Added: A few EA readers nominated Berliner for an Ethics Hero salute. I originally wrote here that he’s ” contributed to NPR’s biased culture and coverage for 25 years, and now, when he has left and is collecting his pension, he suddenly tells the truth.” That was my mistake: he’s still there, who knows how long, but still, he hasn’t quit, and he’s not collecting any pension.

I would call him a whistleblower; I also might call him disloyal and deserving to be fired. Had he made these complaints to management before going public?

7 thoughts on “WHAAAAT? NPR is Politically BIASED??? How Could That Be? [CORRECTED!]

  1. I thought the guy was still at NPR and had commented to a buddy Berliner had basically authored his termination letter. He’s retired? Asshole.

  2. Isn’t Berliner still working at NPR? His article indicates that he’s still there, and another article I read said NPR hadn’t disciplined him for the piece.

    I haven’t seen anywhere that he left and is now collecting a pension.

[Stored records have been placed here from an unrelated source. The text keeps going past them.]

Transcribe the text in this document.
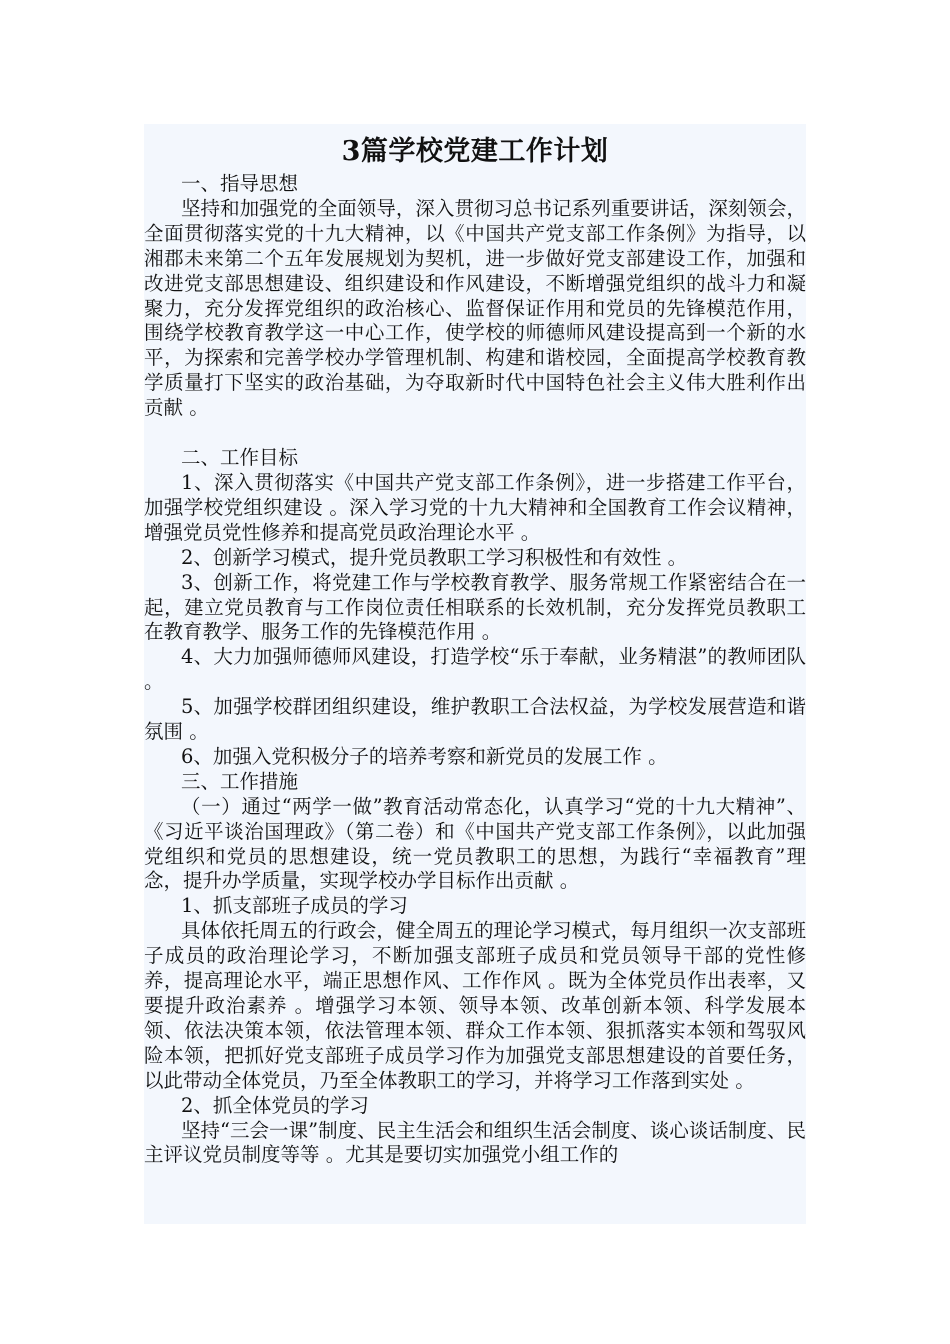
3篇学校党建工作计划

一、指导思想

坚持和加强党的全面领导，深入贯彻习总书记系列重要讲话，深刻领会，全面贯彻落实党的十九大精神，以《中国共产党支部工作条例》为指导，以湘郡未来第二个五年发展规划为契机，进一步做好党支部建设工作，加强和改进党支部思想建设、组织建设和作风建设，不断增强党组织的战斗力和凝聚力，充分发挥党组织的政治核心、监督保证作用和党员的先锋模范作用，围绕学校教育教学这一中心工作，使学校的师德师风建设提高到一个新的水平，为探索和完善学校办学管理机制、构建和谐校园，全面提高学校教育教学质量打下坚实的政治基础，为夺取新时代中国特色社会主义伟大胜利作出贡献 。

二、工作目标

1、深入贯彻落实《中国共产党支部工作条例》，进一步搭建工作平台，加强学校党组织建设 。深入学习党的十九大精神和全国教育工作会议精神，增强党员党性修养和提高党员政治理论水平 。

2、创新学习模式，提升党员教职工学习积极性和有效性 。

3、创新工作，将党建工作与学校教育教学、服务常规工作紧密结合在一起，建立党员教育与工作岗位责任相联系的长效机制，充分发挥党员教职工在教育教学、服务工作的先锋模范作用 。

4、大力加强师德师风建设，打造学校“乐于奉献，业务精湛”的教师团队 。

5、加强学校群团组织建设，维护教职工合法权益，为学校发展营造和谐氛围 。

6、加强入党积极分子的培养考察和新党员的发展工作 。

三、工作措施

（一）通过“两学一做”教育活动常态化，认真学习“党的十九大精神”、《习近平谈治国理政》（第二卷）和《中国共产党支部工作条例》，以此加强党组织和党员的思想建设，统一党员教职工的思想，为践行“幸福教育”理念，提升办学质量，实现学校办学目标作出贡献 。

1、抓支部班子成员的学习

具体依托周五的行政会，健全周五的理论学习模式，每月组织一次支部班子成员的政治理论学习，不断加强支部班子成员和党员领导干部的党性修养，提高理论水平，端正思想作风、工作作风 。既为全体党员作出表率，又要提升政治素养 。增强学习本领、领导本领、改革创新本领、科学发展本领、依法决策本领，依法管理本领、群众工作本领、狠抓落实本领和驾驭风险本领，把抓好党支部班子成员学习作为加强党支部思想建设的首要任务，以此带动全体党员，乃至全体教职工的学习，并将学习工作落到实处 。

2、抓全体党员的学习

坚持“三会一课”制度、民主生活会和组织生活会制度、谈心谈话制度、民主评议党员制度等等 。尤其是要切实加强党小组工作的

  3. You ask whether Berliner complained to management before going public- here’s what Berliner said about his efforts in his piece:

    “So on May 3, 2021, I presented the findings at an all-hands editorial staff meeting. When I suggested we had a diversity problem with a score of 87 Democrats and zero Republicans, the response wasn’t hostile. It was worse. It was met with profound indifference. I got a few messages from surprised, curious colleagues. But the messages were of the “oh wow, that’s weird” variety, as if the lopsided tally was a random anomaly rather than a critical failure of our diversity North Star. 

    In a follow-up email exchange, a top NPR news executive told me that she had been “skewered” for bringing up diversity of thought when she arrived at NPR. So, she said, “I want to be careful how we discuss this publicly.”

    For years, I have been persistent. When I believe our coverage has gone off the rails, I have written regular emails to top news leaders, sometimes even having one-on-one sessions with them. On March 10, 2022, I wrote to a top news executive about the numerous times we described the controversial education bill in Florida as the “Don’t Say Gay” bill when it didn’t even use the word gay. I pushed to set the record straight, and wrote another time to ask why we keep using that word that many Hispanics hate—Latinx. On March 31, 2022, I was invited to a managers’ meeting to present my observations.

    Throughout these exchanges, no one has ever trashed me. That’s not the NPR way. People are polite. But nothing changes. So I’ve become a visible wrong-thinker at a place I love. It’s uncomfortable, sometimes heartbreaking.

    Even so, out of frustration, on November 6, 2022, I wrote to the captain of ship North Star—CEO John Lansing—about the lack of viewpoint diversity and asked if we could have a conversation about it. I got no response, so I followed up four days later. He said he would appreciate hearing my perspective and copied his assistant to set up a meeting. On December 15, the morning of the meeting, Lansing’s assistant wrote back to cancel our conversation because he was under the weather. She said he was looking forward to chatting and a new meeting invitation would be sent. But it never came.”

    • I interpreted that all to mean that he hadn’t made his complaint to management, just horizontal peers and staff. I get that he was blown off, but that was December, and this is April. In NPR’s position, I would expect an employee to say, “If we don’t get this resolved and discussed internally by Date X, I’m going to be forced to go public.” It’s a chain of command issue.

  4. As many have noted elsewhere about NPR, it receives a ton of money from US taxpayers. The point is not that it is either a liberal/conservative bent; the point is that it should not have a bent one way or another. Taxpayers are funding an organization that seems diametrically opposed to the views of the taxpayers.